CLEVELAND — Nothing had been easy, nothing had been a given in the first half of the season for the Yankees. One might think a 10-run lead after 4½ innings would flip that script, but no, not Sunday afternoon.

And so the Yankees managed to insert some drama into even that circumstance, although they did produce, from their perspective, the most important outcome.

That would be a victory, as they survived an 11-7 slugfest with the AL Central-leading Indians that dragged on for 3 hours, 35 minutes at Progressive Field. It allowed the Yankees to take three of four here and pull into the All-Star break at .500.

There was no popping of champagne corks in the clubhouse, but there was some satisfaction. “It’s a whole lot better than being two, three, four games under,” Brett Gardner said. “I know we’re just at .500, but it does feel good going into the break with the way we played here in Cleveland.”

What that achievement means cannot yet be determined.

The Yankees (44-44) will open the second half with a 10-game homestand against two teams in front of them in the AL East (Boston and Baltimore), followed by NL West-leading San Francisco.

They finished this 10-game, three-city trip 5-5, another .500 mark that looks good after they dropped the first two series to the Padres and White Sox.

“Big series for us, going into the All-Star break with momentum,” said Jacoby Ellsbury, whose three-run homer with two outs in the second — one pitch after umpire Ramon De Jesus called a 3-and-1 pitch that was egregiously outside a strike, prompting a brief confrontation between the two — gave the Yankees a 4-0 lead. “Hopefully, we can carry that momentum the rest of the way.”

The game featured poor starting pitching and poor fielding across the board.

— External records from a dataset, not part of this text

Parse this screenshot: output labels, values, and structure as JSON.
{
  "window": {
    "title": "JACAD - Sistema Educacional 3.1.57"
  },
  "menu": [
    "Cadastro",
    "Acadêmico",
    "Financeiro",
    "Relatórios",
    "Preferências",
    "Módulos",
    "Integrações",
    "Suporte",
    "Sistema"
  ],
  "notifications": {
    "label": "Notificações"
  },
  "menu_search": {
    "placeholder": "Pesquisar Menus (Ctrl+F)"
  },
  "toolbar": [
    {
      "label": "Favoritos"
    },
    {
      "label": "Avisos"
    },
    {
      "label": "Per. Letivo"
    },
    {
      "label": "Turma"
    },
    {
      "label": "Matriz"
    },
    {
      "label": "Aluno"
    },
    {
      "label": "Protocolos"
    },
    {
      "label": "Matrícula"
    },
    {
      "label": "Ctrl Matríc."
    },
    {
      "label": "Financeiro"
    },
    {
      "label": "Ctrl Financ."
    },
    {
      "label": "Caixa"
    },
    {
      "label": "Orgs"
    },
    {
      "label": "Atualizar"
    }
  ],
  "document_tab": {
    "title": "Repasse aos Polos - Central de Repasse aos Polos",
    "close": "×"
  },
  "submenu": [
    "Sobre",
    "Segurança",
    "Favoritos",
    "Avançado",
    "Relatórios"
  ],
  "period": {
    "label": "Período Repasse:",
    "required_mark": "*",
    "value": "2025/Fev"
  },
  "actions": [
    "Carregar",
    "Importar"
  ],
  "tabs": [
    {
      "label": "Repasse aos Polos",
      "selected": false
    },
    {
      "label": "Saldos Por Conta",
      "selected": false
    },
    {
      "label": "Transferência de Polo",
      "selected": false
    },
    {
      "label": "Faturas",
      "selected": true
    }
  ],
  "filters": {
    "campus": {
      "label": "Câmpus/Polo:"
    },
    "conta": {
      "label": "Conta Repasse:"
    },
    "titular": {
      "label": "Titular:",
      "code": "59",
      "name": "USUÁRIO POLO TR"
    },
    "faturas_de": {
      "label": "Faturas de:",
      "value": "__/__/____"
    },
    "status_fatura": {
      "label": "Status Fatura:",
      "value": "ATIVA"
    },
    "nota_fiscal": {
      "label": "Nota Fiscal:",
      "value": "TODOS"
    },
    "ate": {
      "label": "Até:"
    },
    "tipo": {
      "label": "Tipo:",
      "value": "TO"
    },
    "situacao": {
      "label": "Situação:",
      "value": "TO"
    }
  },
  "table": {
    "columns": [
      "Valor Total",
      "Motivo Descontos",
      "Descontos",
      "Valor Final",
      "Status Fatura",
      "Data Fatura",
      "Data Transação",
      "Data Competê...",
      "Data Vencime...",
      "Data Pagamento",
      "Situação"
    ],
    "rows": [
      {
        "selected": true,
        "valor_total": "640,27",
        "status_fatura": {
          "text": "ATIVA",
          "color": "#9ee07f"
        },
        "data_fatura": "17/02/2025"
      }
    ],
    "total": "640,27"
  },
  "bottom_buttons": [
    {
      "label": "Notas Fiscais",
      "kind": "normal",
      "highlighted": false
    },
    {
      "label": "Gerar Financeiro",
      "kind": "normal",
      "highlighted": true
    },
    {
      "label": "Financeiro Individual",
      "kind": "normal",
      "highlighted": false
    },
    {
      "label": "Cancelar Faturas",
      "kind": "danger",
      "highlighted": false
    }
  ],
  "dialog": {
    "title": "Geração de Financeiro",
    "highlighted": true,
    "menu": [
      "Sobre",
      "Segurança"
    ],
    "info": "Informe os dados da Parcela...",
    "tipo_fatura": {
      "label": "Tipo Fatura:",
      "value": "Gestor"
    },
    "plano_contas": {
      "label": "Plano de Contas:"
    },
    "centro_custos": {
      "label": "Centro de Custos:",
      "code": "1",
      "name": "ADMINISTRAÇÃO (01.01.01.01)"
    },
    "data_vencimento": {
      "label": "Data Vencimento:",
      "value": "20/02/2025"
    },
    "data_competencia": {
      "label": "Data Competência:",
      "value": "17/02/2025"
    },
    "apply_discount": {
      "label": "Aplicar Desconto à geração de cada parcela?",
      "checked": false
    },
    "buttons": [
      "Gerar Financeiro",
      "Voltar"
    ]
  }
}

It came to a head in the fifth inning, a 46-minute slog in which each team scored six runs.

Masahiro Tanaka, on regular rest, could not make it through the inning, and he allowed seven runs (three earned) and 10 hits in 4 2⁄3 innings. Nathan Eovaldi, recently pulled from the rotation, settled the game down. He took over for Tanaka and threw 4 1⁄3 scoreless innings, giving up one hit and three walks.

Had he gotten into trouble in the ninth, Joe Girardi, without an overworked Andrew Miller and Aroldis Chapman, said he would have called on Dellin Betances to close. Betances pitched 1 1⁄3 innings the day before and already had worked two of the first three games in the series.

But Eovaldi (7-6) came through. “I told him in the weight room after the game, I was proud of the way he came in and stepped up,” Gardner said.

The Indians (52-36) came in as one of baseball’s hottest teams, led by the league’s top rotation, but did not perform that way in any capacity.

Carlos Carrasco, the first of seven Indians pitchers, entered 5-2 with a 2.47 ERA but struggled to command his pitches. He also was victimized by two errors, and four of the five runs he allowed in 3 2⁄3 innings were unearned. Cleveland committed three errors overall, which produced eight unearned runs, and should been charged with four.

The Yankees had 11 hits through five innings, including six in the six-run fifth, during which Indians shortstop Francisco Lindor fielded a bases-loaded grounder, looked at third, looked at home and threw wildly to second to allow two runs to score. Austin Romine and Gardner hit consecutive sacrifice flies and Carlos Beltran and Mark Teixeira added RBI singles.

The Yankees outhit Cleveland 13-11 and had 27 hits in the final two games of the series.

“I think it was important,” Girardi said of reaching .500. “I think it’s tough when you go into the break and you’re below .500. We have to make up ground, and it has to start on Friday.”